If you specify output data type of sfix32_En31, the output numerical value is effectively divided by two and a 1*1 input gives an output value of 0.5.
If you want to change the data type format in a way that preserves the numerical value, use a Convert block, which adds the corresponding hardware. Adding a Convert block directly after a Primitive library block allows you to specify the data type in a way that preserves the numerical value. For example, a Mult block followed by a Convert block, with input values 1*1 always gives output value 1.
To reinterpret the bit pattern and also discard bits, if the type you specify with the Output data type is smaller than the natural (inherited) output type, DSP Builder discards the MSBs (most significant bits).

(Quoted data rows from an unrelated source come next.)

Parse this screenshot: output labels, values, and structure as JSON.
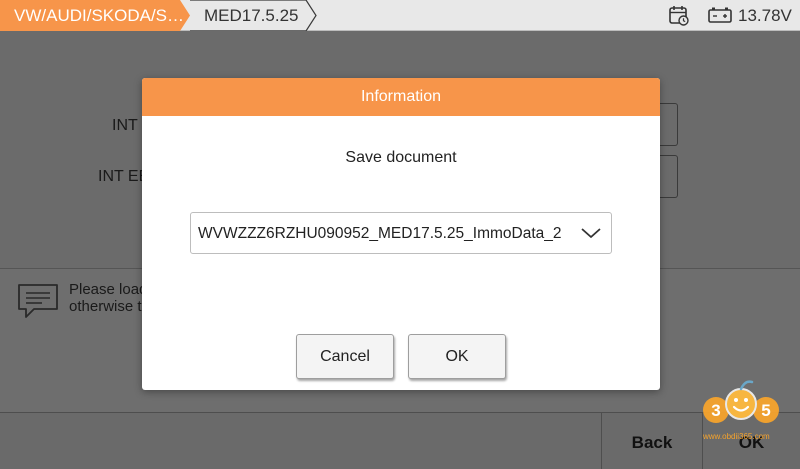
{
  "header": {
    "breadcrumbs": [
      "VW/AUDI/SKODA/S…",
      "MED17.5.25"
    ],
    "voltage": "13.78V",
    "accent_color": "#f7954a",
    "icons": [
      "calendar-clock-icon",
      "battery-icon"
    ]
  },
  "background": {
    "field_labels": [
      "INT",
      "INT EE"
    ],
    "message_line1": "Please load",
    "message_line2": "otherwise t",
    "message_icon": "message-bubble-icon"
  },
  "bottom_bar": {
    "back_label": "Back",
    "ok_label": "OK"
  },
  "dialog": {
    "title": "Information",
    "message": "Save document",
    "selected_file": "WVWZZZ6RZHU090952_MED17.5.25_ImmoData_2",
    "cancel_label": "Cancel",
    "ok_label": "OK"
  },
  "watermark": {
    "logo_text": "365",
    "url": "www.obdii365.com"
  }
}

Never set Specify via dialog to be bigger than the natural (inherited) bit pattern—DSP Builder performs no zero-padding or sign extension, and the result may generate hardware errors due to signal width mismatches. Use the Convert block for any sign extension or zero padding.
If you want to use sign extends and zero pads to reinterpret the bit pattern, you can combine these methods.
To set a specific format so that DSP Builder can resolve types, for example, in feedback loops, set Specify via dialog on an existing Primitive library block or insert a zero-cycle sample delay (which generates no hardware and just casts the type interpretation).
To ensure the data type is equal to some other signal data type, force the data type propagation with a Simulink data type propagation block.